Carly Kullman, a one-time police cadet, explains that Rate My Cop was to be a national database of police officers and agencies. Users would be able "to browse through their own local police department and see how their local police force stacks up" when compared to other agencies across the country. The site would deal only in publicly available information about agencies and individual officers. Each officer would be rated on the basis of three criteria: authority, fairness, and satisfaction.
Rebecca Costell, a creator of Rate My Cop, said that the objective was to combat an emerging stereotype of police as abusive, violence-prone revenue hogs: "Our website's purpose is to break that stereotype that people have that cops are all bad by having officers become responsible for their actions."
[ ... ]
In unadorned terms, the last thing police want is to be accountable to the communities they're supposed to be serving.

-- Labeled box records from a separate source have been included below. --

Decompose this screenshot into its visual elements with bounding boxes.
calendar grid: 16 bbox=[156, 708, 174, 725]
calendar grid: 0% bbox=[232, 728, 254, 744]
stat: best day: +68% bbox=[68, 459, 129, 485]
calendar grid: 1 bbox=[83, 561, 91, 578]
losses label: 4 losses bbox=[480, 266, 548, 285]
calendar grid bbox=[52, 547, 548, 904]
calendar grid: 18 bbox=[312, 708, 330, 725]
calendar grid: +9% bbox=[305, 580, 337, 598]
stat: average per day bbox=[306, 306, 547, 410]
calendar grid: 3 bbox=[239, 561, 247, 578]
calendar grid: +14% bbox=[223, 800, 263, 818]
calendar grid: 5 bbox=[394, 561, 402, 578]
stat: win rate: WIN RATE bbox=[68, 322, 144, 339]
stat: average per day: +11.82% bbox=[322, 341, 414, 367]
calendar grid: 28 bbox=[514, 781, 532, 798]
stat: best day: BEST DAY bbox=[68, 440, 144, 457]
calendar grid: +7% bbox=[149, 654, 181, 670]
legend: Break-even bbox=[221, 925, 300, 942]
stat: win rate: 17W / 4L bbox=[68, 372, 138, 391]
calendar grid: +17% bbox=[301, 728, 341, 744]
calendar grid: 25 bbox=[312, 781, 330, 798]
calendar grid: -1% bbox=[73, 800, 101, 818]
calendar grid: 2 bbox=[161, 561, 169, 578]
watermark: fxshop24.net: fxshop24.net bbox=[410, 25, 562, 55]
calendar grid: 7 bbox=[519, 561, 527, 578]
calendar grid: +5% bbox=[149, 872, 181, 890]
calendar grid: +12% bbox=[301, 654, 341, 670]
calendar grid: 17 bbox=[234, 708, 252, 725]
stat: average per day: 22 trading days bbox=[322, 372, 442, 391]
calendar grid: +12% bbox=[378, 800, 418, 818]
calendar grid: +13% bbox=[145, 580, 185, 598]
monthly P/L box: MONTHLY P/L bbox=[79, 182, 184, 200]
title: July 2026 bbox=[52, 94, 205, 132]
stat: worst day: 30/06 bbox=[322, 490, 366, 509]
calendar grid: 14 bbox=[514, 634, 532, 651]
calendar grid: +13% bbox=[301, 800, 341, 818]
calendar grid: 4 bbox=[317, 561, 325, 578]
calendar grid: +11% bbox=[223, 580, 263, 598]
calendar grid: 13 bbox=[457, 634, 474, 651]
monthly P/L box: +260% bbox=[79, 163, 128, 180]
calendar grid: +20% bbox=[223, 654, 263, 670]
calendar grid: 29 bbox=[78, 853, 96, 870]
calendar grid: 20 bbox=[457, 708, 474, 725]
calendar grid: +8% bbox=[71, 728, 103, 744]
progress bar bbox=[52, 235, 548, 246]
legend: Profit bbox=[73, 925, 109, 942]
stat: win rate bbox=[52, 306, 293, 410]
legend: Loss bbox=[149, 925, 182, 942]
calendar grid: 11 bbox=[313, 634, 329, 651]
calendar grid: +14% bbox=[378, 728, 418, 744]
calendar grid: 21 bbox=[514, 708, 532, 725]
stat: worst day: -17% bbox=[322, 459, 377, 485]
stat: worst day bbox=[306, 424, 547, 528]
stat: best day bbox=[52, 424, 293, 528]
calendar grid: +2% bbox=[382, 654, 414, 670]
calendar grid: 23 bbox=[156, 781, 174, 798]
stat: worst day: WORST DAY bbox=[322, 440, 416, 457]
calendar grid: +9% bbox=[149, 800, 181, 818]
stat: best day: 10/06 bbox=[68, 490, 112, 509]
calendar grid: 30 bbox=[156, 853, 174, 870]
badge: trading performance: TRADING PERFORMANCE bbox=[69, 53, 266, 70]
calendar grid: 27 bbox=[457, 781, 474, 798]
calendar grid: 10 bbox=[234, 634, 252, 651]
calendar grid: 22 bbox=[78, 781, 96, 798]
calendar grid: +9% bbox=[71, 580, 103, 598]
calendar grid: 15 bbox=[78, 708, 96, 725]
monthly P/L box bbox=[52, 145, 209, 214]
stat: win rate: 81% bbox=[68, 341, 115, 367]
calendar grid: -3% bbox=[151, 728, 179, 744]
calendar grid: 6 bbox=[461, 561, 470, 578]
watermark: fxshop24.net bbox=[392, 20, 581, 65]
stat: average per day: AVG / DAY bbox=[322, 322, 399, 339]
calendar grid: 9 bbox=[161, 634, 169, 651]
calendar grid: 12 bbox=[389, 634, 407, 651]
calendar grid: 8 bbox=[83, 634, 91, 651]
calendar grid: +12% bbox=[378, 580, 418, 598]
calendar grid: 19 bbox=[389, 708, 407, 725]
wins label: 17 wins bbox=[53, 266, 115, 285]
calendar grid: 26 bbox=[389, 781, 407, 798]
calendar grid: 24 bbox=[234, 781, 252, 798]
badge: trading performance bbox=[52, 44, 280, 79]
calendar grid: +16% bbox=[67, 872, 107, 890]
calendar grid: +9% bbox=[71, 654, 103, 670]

Accordingly, police unions immediately began to shriek and keen that Rate My Cop posed a threat to ...
... wait for it ...
... wait for it ...
... that's right: "Officer safety."
I've said it before: "officer safety," not protection of the law-abiding public, is the highest priority of every police department, and every effort to reform police conduct or hold police publicly accountable is condemned as a threat to the same by the professional whiners who represent police unions.